A future without the curiously strong?

This may be naive of me, but it seems that in other sciences it is easier to criticize curiously strong effects, because the prior expectations on effects are more precise.

In physics, theory and measurement are well-developed enough that it is a relatively simple matter to say "You did not observe the speed of light to be 10 mph." But in psychology, one can still insist with a straight face that (to make up an example) subliminal luck priming lead to a 2 standard deviation improvement in health.

In the future, we may be able to approach this enviable state of physics. Richard, Bond Jr., and Stokes-Zoota (2003) gathered up 322 meta-analyses and concluded that the modal effect size in social psych is r = .21, approximately d = 0.42. (Note that even this is probably an overestimate considering publication bias.) Simmons, Nelson, and Simonsohn (2013) collected data on obvious-sounding effects to provide benchmark effect sizes.

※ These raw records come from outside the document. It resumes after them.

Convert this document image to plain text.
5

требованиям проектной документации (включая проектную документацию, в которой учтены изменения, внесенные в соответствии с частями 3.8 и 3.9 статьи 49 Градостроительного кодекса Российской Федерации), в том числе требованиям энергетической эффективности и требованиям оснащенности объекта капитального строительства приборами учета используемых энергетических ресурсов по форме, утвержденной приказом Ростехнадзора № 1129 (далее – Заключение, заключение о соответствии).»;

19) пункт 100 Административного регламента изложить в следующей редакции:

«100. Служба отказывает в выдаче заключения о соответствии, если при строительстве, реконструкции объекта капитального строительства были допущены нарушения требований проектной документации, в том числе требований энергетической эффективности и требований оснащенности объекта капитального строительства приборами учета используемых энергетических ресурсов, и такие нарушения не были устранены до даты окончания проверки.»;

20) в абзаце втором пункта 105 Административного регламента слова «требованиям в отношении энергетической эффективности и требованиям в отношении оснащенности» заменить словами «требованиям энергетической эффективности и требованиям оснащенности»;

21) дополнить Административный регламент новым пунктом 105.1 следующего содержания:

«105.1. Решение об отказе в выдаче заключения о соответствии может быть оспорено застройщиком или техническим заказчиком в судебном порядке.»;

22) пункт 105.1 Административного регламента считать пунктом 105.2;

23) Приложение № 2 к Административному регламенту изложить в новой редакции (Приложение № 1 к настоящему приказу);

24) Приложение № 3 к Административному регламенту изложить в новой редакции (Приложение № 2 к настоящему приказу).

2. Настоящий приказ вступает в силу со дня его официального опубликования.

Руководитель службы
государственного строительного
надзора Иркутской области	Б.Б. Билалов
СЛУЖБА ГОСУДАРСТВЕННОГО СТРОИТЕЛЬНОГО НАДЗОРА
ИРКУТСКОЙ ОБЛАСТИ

Together, these reports show that an effect of d > 2 is several times stronger than most effects in social psychology and stronger even than obvious effects like "men are taller than women (d = 1.85)" or "liberals see social equality as more important than conservatives (d = 0.69)".

By using our prior knowledge to describe what is within the bounds of psychological science, we could tell what effects need scrutiny. Even then, one is likely to need corroborating evidence to garner a correction, expression of concern, or retraction, and such evidence may be hard to find.

In the meantime, I don't know what to do when I see d = 2.50 other than to groan. Is there something that should be done about curiously strong effects, or is this just another way for me to indulge my motivated reasoning?